Prese il telefono e scappò via.
Corse, corse tanto. Corse fin quando non si trovò la strada sbarrata dal muro. Alzò il capo e vide che era troppo alto per poterlo scavalcare e non c'era neanche modo di arrampicarsi. Il muro era troppo liscio affinché trovasse delle sporgenze.
Batté una mano contro la superficie con stizza, respirando a fondo e cercando un modo per evadere.
Controllò intorno a se per vedere se ci fosse qualche appiglio che le consentisse di oltrepassare la recinzione.
Non lontano da dove si era fermata, c'era un albero la cui chioma sfiorava a malapena l'estremità del muro.
Senza ragionarci sopra, infilò il telefono nella tasca dei pantaloncini e iniziò la rampicata. Le lacrime le impedivano di vedere bene e la nausea era tornata più forte di prima; si fece forza continuando a salire sempre più in alto, fino ad arrivare al ramo sporgente che aveva visto da terra.
Una volta in cima, si mise a sedere sul tronco con le gambe sospese nel vuoto; dette uno sguardo a terra e fu attraversata da un brivido di panico.

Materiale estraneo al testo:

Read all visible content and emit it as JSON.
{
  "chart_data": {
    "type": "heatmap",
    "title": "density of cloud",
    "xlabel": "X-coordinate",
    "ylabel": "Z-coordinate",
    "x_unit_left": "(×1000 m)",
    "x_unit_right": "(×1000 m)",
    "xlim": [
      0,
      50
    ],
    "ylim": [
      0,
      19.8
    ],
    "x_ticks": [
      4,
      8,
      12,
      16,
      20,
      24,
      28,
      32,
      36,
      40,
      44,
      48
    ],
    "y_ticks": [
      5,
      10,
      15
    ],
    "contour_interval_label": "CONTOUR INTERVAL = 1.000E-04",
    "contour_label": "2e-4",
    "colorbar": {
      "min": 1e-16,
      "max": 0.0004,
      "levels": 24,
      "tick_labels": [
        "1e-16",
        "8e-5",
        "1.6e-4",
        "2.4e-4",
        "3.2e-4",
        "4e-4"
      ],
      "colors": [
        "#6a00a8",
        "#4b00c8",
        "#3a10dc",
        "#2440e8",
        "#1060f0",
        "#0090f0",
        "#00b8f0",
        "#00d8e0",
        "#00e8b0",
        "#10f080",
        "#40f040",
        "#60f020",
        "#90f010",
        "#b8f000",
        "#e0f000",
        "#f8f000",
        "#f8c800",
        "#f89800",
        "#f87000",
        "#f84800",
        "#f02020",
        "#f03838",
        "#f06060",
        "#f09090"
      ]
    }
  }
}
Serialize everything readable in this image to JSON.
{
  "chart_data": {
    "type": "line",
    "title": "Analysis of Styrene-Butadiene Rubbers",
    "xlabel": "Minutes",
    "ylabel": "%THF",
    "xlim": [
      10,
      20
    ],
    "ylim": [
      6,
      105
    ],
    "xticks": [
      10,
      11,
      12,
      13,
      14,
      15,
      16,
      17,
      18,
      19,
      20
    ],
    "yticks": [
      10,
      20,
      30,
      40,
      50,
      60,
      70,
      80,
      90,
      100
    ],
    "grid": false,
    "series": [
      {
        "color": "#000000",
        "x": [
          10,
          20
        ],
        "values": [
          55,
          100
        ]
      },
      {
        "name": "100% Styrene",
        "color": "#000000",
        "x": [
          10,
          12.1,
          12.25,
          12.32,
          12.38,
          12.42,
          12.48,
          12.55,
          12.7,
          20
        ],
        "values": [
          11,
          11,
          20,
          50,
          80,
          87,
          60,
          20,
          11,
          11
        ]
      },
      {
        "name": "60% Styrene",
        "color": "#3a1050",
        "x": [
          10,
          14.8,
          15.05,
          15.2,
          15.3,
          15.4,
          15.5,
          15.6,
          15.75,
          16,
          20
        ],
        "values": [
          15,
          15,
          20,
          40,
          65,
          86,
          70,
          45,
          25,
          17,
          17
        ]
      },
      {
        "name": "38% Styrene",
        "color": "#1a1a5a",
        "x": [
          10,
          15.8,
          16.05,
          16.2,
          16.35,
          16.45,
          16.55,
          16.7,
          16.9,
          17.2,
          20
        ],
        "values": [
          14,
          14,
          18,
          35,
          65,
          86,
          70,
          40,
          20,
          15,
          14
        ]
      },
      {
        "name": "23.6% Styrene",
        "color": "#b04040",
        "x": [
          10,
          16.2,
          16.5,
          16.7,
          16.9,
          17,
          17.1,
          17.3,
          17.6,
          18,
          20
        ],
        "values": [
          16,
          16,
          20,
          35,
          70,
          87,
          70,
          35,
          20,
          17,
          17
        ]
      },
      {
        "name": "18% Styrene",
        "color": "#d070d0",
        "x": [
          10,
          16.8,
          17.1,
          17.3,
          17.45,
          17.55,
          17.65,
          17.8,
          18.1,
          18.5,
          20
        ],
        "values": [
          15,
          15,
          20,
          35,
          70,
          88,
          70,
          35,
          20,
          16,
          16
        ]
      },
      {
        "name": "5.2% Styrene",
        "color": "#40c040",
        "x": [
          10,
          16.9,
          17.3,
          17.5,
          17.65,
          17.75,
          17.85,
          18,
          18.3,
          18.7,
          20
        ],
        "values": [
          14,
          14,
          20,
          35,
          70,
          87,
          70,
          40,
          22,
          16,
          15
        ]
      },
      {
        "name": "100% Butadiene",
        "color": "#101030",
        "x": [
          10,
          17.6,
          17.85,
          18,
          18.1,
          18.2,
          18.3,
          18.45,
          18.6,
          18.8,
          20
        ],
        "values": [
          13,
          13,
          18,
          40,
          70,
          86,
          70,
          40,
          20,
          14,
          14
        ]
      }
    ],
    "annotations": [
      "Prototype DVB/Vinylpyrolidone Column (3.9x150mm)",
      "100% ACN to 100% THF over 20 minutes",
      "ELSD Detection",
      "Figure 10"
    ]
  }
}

Inconsapevolmente aveva fatto una cosa che di solito non le sarebbe mai passato per la testa: arrampicarsi in alto. E lei era davvero molto in alto. Guardò in basso per qualche istante, poi spostò gli occhi sulla distanza che intercorreva tra la fine del ramo e il muro. Oltre l'altezza doveva pure considerare la distanza, di circa un metro, e la resistenza del suo appoggio. Prese le misure.